Protea roupelliae is a species of Protea in the large family Proteaceae, and was named to commemorate Arabella Elizabeth Roupell (1817–1914) who spent two years in Cape Town and painted local flowers for her own pleasure. This species is also known as the silver sugarbush.

==Description==

It is a small tree which grows from three to five metres high on average.

==Taxonomy==
This species has two subspecies, P. roupelliae hamiltonii and P. roupelliae roupelliae. P. roupelliae hamiltonii is a single-stemmed small shrublet which grows up to 0.3 metres tall. P. roupelliae roupelliae, on the other hand, may grow to be a small tree of about 8 metres in height.

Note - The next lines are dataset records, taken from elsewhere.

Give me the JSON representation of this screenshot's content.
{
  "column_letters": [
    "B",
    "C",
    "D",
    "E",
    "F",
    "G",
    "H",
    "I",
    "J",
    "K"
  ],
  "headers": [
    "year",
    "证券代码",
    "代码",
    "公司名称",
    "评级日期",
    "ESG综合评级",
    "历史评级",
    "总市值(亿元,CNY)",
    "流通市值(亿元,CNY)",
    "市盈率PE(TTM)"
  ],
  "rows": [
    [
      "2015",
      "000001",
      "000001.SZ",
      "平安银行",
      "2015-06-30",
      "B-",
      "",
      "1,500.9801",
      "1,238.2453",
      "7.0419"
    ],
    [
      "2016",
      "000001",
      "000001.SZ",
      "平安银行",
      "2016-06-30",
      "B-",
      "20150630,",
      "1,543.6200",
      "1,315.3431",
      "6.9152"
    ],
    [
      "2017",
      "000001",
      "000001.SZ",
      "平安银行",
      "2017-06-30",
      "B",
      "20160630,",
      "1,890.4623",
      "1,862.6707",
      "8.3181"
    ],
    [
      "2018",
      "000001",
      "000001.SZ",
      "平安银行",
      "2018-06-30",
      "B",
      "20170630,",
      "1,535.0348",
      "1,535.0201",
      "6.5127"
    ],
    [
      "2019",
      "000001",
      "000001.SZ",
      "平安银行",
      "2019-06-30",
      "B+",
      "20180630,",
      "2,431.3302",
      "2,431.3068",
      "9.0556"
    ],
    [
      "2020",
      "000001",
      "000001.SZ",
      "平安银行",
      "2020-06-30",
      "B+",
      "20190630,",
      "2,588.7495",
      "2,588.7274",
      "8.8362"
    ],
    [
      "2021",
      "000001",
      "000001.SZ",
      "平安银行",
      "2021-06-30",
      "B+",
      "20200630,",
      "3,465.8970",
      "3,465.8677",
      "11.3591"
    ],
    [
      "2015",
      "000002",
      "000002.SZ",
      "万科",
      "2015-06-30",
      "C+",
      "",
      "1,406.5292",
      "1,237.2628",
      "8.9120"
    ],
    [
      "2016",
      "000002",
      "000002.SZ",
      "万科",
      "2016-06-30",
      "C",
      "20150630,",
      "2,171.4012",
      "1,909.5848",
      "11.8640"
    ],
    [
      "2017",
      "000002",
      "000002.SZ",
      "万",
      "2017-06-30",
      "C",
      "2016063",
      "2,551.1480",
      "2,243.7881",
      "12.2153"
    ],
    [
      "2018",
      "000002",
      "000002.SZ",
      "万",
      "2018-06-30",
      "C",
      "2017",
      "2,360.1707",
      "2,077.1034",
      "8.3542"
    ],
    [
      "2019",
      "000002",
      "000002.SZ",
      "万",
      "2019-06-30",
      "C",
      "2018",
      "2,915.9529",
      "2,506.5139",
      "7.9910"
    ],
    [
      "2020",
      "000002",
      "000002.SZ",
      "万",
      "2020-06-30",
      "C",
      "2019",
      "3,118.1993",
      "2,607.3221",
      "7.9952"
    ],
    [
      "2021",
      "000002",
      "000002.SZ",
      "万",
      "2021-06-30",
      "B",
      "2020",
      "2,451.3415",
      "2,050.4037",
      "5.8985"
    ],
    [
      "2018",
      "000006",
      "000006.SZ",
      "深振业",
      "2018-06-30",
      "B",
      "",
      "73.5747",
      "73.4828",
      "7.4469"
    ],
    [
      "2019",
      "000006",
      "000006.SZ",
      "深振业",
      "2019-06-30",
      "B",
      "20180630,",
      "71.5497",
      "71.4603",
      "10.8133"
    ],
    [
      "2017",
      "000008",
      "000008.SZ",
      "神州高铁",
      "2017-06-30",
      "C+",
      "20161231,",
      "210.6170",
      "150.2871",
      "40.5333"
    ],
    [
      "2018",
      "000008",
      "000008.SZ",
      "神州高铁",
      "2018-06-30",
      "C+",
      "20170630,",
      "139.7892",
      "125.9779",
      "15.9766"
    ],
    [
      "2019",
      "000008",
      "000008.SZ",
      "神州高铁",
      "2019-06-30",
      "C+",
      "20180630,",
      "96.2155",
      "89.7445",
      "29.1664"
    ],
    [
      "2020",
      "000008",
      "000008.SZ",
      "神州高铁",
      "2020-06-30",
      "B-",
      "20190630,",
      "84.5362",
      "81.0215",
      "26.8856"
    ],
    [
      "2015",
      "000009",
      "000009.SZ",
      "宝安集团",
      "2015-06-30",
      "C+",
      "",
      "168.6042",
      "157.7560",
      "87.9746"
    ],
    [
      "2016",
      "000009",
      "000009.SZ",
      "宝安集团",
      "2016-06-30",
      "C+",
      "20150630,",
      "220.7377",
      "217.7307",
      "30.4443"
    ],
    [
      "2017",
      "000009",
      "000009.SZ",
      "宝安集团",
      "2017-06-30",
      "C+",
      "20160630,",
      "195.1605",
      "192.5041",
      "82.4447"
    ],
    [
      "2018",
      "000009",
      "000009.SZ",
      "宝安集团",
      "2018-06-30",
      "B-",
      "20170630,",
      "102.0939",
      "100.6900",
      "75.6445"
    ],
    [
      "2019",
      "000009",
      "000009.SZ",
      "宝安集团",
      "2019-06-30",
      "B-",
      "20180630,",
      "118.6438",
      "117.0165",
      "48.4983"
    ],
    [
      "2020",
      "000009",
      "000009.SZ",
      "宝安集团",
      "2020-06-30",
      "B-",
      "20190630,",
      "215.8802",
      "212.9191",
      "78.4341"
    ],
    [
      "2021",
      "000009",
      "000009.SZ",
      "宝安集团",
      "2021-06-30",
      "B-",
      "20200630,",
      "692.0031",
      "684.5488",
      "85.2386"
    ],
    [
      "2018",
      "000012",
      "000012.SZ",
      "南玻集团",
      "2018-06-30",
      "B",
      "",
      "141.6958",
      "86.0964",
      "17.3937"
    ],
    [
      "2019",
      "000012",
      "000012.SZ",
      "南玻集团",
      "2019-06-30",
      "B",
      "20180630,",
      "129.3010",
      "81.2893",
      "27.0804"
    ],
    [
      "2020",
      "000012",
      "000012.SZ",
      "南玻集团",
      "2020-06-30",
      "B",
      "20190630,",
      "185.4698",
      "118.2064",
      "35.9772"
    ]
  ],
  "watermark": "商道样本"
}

Protea roupelliae is placed in the subfamily Proteoideae, which is found mainly in Southern Africa. This subfamily is defined as those species having cluster roots, solitary ovules and indehiscent fruits. Proteoideae is further divided into four tribes: Conospermeae, Petrophileae, Proteae and Leucadendreae. The genus Protea, and hence P. roupelliae, is placed under the tribe Proteae.

The Proteaceae comprises about 80 genera with about 1600 species. It has Gondwanan distribution, which means that it is mainly spread across the Southern Hemisphere, from Southern Africa, across to Australia, to South America, although certain species are also found in equatorial Africa, India, southern Asia and Oceania as well.

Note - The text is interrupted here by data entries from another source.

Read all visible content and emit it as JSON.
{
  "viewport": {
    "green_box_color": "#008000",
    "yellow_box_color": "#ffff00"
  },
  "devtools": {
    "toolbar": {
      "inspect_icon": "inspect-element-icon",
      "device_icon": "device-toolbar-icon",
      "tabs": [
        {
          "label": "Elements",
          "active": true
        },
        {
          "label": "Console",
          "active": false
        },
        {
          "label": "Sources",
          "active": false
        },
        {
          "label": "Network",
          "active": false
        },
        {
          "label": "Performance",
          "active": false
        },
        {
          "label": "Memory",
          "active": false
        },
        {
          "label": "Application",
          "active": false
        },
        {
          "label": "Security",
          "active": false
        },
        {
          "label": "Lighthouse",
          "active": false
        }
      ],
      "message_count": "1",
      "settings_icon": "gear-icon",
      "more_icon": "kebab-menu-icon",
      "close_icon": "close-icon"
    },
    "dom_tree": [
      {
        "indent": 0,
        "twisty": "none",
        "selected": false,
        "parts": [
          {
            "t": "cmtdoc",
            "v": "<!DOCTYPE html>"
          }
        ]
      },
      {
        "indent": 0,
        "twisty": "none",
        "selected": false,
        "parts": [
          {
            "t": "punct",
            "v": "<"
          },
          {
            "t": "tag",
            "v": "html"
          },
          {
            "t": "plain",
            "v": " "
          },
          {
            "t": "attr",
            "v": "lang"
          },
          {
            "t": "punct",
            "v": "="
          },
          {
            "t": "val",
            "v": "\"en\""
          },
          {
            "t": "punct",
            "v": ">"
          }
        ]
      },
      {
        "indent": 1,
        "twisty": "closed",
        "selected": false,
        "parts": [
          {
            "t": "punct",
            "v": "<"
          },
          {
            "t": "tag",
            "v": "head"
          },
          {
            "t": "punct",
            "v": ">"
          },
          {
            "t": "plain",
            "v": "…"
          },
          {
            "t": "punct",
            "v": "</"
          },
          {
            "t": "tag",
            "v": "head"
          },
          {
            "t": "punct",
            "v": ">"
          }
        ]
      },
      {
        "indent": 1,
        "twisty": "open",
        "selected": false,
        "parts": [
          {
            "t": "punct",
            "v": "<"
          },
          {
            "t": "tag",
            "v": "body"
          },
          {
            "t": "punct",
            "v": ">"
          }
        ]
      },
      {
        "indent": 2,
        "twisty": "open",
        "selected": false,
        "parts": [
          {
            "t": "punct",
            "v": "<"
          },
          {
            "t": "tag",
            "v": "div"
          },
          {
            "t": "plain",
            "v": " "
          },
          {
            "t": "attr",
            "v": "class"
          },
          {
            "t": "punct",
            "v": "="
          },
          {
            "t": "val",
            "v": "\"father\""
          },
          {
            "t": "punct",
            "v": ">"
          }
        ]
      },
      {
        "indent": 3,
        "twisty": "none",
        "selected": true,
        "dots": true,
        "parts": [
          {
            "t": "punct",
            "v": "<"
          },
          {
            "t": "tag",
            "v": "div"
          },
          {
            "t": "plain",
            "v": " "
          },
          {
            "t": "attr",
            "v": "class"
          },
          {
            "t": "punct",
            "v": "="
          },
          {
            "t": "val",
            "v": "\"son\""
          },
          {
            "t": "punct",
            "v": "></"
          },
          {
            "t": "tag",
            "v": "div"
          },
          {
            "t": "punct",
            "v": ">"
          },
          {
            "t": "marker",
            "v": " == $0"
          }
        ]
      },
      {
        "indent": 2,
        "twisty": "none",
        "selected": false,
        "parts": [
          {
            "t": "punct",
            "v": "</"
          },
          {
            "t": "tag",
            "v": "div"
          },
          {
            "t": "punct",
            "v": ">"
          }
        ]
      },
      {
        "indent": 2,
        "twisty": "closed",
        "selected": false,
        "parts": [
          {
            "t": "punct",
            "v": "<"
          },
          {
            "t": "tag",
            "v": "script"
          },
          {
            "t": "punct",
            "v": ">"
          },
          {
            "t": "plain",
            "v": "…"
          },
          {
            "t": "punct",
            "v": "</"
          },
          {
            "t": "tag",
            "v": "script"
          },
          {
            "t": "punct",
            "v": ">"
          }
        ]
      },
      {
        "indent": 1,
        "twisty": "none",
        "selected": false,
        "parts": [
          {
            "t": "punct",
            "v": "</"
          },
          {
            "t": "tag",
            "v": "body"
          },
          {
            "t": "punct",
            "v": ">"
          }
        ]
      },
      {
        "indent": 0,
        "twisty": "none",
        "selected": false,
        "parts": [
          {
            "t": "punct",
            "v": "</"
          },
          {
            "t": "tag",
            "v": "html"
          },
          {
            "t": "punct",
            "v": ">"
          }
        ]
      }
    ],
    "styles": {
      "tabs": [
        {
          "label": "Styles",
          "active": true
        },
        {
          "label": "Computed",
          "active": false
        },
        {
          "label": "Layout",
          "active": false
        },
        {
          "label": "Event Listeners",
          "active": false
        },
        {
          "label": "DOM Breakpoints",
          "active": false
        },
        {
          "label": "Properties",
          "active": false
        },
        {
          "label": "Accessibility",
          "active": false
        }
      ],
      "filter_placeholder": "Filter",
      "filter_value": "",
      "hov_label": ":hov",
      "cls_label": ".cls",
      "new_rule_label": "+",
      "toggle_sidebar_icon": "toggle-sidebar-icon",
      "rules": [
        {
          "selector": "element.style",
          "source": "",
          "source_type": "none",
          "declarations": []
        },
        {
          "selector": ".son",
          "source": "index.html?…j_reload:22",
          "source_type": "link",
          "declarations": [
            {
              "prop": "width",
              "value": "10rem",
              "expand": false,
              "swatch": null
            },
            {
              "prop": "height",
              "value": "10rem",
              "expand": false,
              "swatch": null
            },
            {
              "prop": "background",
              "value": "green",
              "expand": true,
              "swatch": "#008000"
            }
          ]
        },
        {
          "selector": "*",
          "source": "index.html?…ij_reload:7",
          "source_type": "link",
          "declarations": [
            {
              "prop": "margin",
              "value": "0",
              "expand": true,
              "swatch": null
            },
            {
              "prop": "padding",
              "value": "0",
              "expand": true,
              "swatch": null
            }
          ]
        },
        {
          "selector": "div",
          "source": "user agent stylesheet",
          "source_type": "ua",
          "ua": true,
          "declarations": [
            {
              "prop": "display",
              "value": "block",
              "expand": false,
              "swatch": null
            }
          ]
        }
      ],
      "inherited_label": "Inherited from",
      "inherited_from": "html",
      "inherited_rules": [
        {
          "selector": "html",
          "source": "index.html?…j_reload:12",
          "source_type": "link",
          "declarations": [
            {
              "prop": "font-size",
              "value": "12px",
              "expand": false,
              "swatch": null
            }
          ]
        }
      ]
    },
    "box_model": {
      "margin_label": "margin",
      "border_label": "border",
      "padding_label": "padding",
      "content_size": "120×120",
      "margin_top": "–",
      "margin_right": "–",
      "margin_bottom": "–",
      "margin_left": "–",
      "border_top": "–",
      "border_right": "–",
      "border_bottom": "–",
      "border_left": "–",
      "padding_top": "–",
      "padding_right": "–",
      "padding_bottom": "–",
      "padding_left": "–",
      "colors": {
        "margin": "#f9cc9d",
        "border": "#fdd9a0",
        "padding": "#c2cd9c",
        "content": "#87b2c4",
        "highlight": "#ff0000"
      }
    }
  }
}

==Distribution and habitat==
Protea roupelliae is found in eastern South Africa, on the quartzite ridges of Johannesburg, in the Waterberg Biosphere and northwards into Zimbabwe. It grows in grasslands and in hilly terrain. The hamiltonii subspecies is restricted to quartzite soils where clay has been leached at 1300 metres altitude. The roupelliae subspecies is more adaptable and may grow in a variety of soils at varying altitudes (0-2400m), and is more widespread.

==Ecology==
This plant, especially P. roupelliae roupelliae, may flower at any time of the year, but most commonly in February and April, just after the summer rains. P. roupelliae is pollinated by many species such as beetles, bees and sunbirds; Gurney's sugarbird has a close relationship with the plant.

==Cultivation==

This plant may be grown in gardens for its beauty and to attract wildlife to the garden.